Certainly, William Blackstone understood the right to bear arms this way:
“The fifth and last auxiliary right of the subject, that I shall at present mention, is that of having arms for their defence, suitable to their condition and degree, and such as are allowed by law. Which is also declared by the same statute . . . and is indeed a public allowance, under due restrictions, of the natural right of resistance and self-preservation, when the sanctions of society and laws are found insufficient to restrain the violence of oppression.”

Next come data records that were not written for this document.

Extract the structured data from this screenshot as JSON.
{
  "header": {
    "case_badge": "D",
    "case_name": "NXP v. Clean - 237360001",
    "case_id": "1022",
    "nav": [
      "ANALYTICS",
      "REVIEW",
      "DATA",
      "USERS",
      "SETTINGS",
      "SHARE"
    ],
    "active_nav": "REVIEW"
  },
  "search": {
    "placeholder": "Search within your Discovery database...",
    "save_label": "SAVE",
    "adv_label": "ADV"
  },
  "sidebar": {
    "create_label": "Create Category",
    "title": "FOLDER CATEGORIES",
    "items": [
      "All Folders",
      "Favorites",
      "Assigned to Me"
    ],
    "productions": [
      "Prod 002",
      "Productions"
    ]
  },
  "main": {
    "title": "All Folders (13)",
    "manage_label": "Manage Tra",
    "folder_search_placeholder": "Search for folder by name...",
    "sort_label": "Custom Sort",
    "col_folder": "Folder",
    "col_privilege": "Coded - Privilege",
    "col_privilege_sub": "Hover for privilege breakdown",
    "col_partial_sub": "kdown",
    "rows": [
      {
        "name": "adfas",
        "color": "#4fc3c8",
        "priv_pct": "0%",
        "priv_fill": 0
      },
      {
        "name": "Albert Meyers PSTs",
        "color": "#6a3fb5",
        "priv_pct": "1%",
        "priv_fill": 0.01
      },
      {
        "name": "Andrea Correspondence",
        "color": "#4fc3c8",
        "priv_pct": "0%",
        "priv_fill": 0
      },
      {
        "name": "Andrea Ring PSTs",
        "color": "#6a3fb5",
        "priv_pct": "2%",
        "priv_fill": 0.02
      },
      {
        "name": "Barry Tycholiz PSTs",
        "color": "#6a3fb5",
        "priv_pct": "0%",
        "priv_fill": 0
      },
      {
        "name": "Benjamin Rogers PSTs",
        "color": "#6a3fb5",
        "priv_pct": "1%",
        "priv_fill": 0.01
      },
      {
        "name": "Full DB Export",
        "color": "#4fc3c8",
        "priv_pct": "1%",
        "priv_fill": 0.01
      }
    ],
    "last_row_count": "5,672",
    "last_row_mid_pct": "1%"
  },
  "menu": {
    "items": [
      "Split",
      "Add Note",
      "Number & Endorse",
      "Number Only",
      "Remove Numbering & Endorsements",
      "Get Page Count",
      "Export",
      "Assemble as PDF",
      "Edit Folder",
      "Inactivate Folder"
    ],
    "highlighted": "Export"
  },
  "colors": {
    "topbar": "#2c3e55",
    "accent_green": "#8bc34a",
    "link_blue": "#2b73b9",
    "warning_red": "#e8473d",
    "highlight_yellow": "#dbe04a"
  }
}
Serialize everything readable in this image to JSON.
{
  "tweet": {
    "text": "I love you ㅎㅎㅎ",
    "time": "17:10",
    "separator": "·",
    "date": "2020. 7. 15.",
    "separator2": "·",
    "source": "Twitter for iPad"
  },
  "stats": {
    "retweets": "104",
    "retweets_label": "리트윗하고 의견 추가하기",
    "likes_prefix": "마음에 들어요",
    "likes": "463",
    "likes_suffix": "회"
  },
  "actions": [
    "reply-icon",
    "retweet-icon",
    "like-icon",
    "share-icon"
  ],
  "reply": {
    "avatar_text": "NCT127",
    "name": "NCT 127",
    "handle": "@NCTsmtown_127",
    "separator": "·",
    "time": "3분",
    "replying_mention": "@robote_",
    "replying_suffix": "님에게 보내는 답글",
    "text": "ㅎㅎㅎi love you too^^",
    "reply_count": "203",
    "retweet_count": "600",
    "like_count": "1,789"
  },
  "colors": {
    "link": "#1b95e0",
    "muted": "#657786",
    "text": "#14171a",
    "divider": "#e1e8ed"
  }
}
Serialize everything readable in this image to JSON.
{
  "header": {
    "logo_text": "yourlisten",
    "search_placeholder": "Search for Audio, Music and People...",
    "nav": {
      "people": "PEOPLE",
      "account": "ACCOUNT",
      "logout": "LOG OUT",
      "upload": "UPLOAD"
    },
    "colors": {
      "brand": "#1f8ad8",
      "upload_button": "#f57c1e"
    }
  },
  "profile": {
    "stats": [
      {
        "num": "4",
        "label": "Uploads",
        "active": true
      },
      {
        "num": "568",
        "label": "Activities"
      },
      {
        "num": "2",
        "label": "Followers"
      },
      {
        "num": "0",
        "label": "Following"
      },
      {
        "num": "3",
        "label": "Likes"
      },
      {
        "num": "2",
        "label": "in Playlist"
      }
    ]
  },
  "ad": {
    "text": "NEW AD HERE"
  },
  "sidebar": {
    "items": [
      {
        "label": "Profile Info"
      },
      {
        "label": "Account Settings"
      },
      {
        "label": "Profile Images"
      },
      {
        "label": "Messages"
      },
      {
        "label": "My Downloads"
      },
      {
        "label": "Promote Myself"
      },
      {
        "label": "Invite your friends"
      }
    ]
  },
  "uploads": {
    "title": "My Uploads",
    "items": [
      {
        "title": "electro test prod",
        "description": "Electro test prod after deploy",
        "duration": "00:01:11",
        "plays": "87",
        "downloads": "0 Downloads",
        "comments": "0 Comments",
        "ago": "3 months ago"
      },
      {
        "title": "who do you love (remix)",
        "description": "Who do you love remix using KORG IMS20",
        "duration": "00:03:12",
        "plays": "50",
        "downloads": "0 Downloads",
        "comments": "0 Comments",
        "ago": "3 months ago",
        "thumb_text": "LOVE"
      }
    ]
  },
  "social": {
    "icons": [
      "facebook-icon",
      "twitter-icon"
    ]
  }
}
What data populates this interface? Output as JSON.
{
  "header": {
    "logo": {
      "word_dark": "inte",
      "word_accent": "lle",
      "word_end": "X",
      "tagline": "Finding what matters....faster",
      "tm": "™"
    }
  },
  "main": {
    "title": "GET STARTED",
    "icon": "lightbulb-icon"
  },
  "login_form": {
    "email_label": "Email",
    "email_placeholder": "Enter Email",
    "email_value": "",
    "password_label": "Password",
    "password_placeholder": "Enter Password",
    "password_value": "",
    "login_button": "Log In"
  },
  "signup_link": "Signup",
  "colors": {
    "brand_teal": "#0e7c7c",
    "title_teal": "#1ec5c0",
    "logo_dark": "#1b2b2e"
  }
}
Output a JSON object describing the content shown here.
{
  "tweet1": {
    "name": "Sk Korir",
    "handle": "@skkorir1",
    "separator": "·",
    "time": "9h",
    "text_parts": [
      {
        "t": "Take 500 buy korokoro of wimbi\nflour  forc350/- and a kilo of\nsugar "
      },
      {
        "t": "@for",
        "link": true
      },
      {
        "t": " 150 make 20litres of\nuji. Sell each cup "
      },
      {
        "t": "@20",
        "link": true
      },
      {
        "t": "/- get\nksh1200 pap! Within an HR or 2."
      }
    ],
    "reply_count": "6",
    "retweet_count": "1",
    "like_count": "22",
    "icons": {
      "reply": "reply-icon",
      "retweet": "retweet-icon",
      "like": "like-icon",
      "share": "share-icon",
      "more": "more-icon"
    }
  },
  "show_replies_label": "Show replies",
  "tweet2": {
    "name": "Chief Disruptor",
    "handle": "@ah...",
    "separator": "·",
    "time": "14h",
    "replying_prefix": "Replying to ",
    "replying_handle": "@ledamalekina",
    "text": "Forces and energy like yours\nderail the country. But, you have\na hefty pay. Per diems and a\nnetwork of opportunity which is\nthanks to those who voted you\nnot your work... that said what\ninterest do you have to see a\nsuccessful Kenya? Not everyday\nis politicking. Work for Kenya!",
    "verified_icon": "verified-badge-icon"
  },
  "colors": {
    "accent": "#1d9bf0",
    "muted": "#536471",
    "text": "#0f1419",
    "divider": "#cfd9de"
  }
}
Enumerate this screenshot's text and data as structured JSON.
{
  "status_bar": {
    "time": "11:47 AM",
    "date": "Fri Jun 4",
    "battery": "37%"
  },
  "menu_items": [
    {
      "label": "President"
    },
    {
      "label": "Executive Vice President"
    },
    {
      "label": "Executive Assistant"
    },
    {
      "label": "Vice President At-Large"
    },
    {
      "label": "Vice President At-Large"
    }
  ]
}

Notice, first, that Blackstone allows that the right to bear arms may be limited: subjects are allowed, not all arms whatsoever, but “arms…suitable to their condition and degree, and such as are allowed by law.” It occurs to me that bans on certain kinds of weapons (private possession of nuclear bombs, etc.) are therefore not contraventions of this right in English law as Blackstone understands it. Nor do all citizens have an equal right to bear the same sort of arms: some, being noblemen, etc., occupy a different “condition and degree”, and might be allowed different weapons. Second, Blackstone says that this right is the preservation in law (“public allowance”) of a “natural right of resistance and self-preservation.” That is, he grounds the right to bear arms on the right of self-defense, which is found in the law of nature, which is the same as the law of God. It is thus a very serious question whether any such right can logically be expected to remain in a nation where the law of nature, or of God, is not recognized as a legitimate source of positive human laws. If Blackstone is correct about the source of the English right to bear arms, then it is no surprise that Americans, living in a nation that has rejected that source, will have a hard time justifying the right any longer.
The restriction of the right to bear arms at various times in English history was usually done along religious lines: James II feared overthrow by Protestants, and so did not allow them to have weapons. Later Protestant monarchs feared overthrow by Romanists, and applied the same preventative.